On Court Suzanne Lenglen, sixth-seeded Andy Roddick lost his third-round match 6-4, 6-4, 6-2 to 114th-ranked qualifier Teimuraz Gabashvili of Russia. Robby Ginepri beat 2003 French Open champion Juan Carlos Ferrero of Spain 7-5, 6-3, 3-6, 2-6, 6-4. Ginepri is the only American man through to the fourth round, where he’ll face third-seeded Novak Djokovic. The Serb earlier today defeated Romania’s No. 31 Victor Hanescu 6-3, 3-6, 6-3, 6-2.
Roddick, a losing finalist at Wimbledon last year, had also struggled in his previous two rounds, needing four sets in both matches.
Roddick last year made it to the fourth round at the French Open, his best performance in eight visits to the clay-court Grand Slam. The last American man to have won a major, at the 2003 U.S. Open, Roddick has had most of his success on the faster hard and grass courts.
“I fought through a couple of matches that were a little dicey,” Roddick said. “Today I got outplayed from the first ball. It was a tough matchup for me in these conditions. He has pretty big swings and gets good length on the ball.”
Austrian Juergen Melzer, the 22nd seed, upset the ninth seed, David Ferrer of Spain, 6-4, 6-0, 7-6 (7-1).
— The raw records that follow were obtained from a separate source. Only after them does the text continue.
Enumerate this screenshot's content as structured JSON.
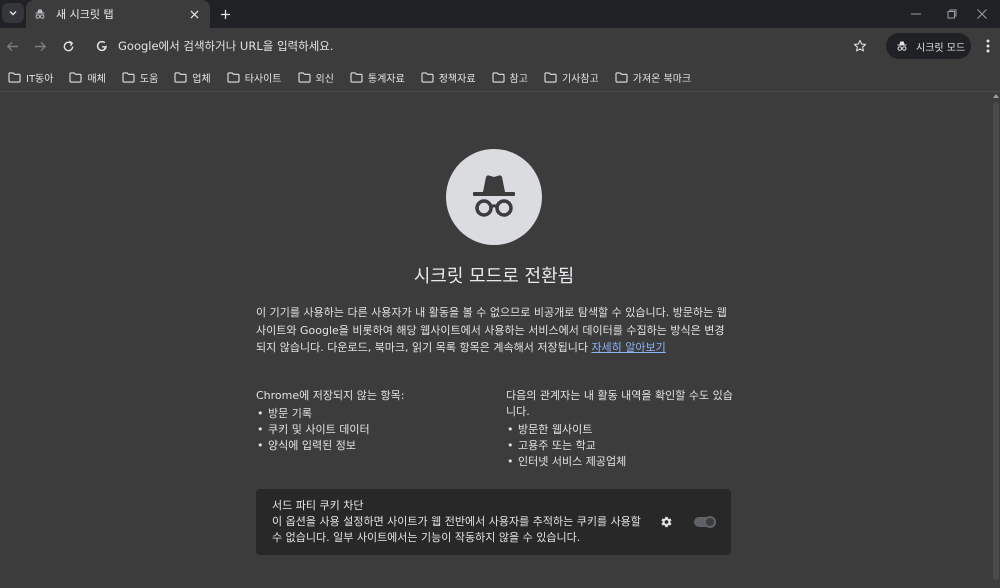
{
  "tab": {
    "title": "새 시크릿 탭"
  },
  "omnibox": {
    "placeholder": "Google에서 검색하거나 URL을 입력하세요."
  },
  "profile": {
    "label": "시크릿 모드"
  },
  "bookmarks": [
    {
      "label": "IT동아"
    },
    {
      "label": "매체"
    },
    {
      "label": "도움"
    },
    {
      "label": "업체"
    },
    {
      "label": "타사이트"
    },
    {
      "label": "외신"
    },
    {
      "label": "통계자료"
    },
    {
      "label": "정책자료"
    },
    {
      "label": "참고"
    },
    {
      "label": "기사참고"
    },
    {
      "label": "가져온 북마크"
    }
  ],
  "main": {
    "heading": "시크릿 모드로 전환됨",
    "description": "이 기기를 사용하는 다른 사용자가 내 활동을 볼 수 없으므로 비공개로 탐색할 수 있습니다. 방문하는 웹사이트와 Google을 비롯하여 해당 웹사이트에서 사용하는 서비스에서 데이터를 수집하는 방식은 변경되지 않습니다. 다운로드, 북마크, 읽기 목록 항목은 계속해서 저장됩니다 ",
    "learn_more": "자세히 알아보기",
    "not_saved": {
      "title": "Chrome에 저장되지 않는 항목:",
      "items": [
        "방문 기록",
        "쿠키 및 사이트 데이터",
        "양식에 입력된 정보"
      ]
    },
    "visible_to": {
      "title": "다음의 관계자는 내 활동 내역을 확인할 수도 있습니다.",
      "items": [
        "방문한 웹사이트",
        "고용주 또는 학교",
        "인터넷 서비스 제공업체"
      ]
    },
    "cookie_card": {
      "title": "서드 파티 쿠키 차단",
      "description": "이 옵션을 사용 설정하면 사이트가 웹 전반에서 사용자를 추적하는 쿠키를 사용할 수 없습니다. 일부 사이트에서는 기능이 작동하지 않을 수 있습니다."
    }
  }
}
Fernando Verdasco, considered one of the outsiders for the title in Paris after winning a clay-court event in Barcelona, needed five sets to overcome Germany’s Philipp Kohlschreiber, 2-6, 6-3, 6-3, 6-7 (1-7), 6-4.
Russia’s Nadia Petrova ousted France’s Aravane Rezai 6-7 (2- 7), 6-4, 10-8. Their match had resumed at 7-7 in the third set, after both fended off three match points before play was suspended yesterday because of darkness. Petrova’s win means there are no more Frenchwomen left in the singles draw.
The men’s doubles tournament started with an upset. Brazilian pair Marcelo Melo and Bruno Soares beat top seeds Bob and Mike Bryan 6-3 7-6 (8-6).
The Bryan brothers are one tournament win away from breaking the all-time professional career men’s record for team doubles titles. They share the mark of 61 with retired Australians Mark Woodforde and Todd Woodbridge.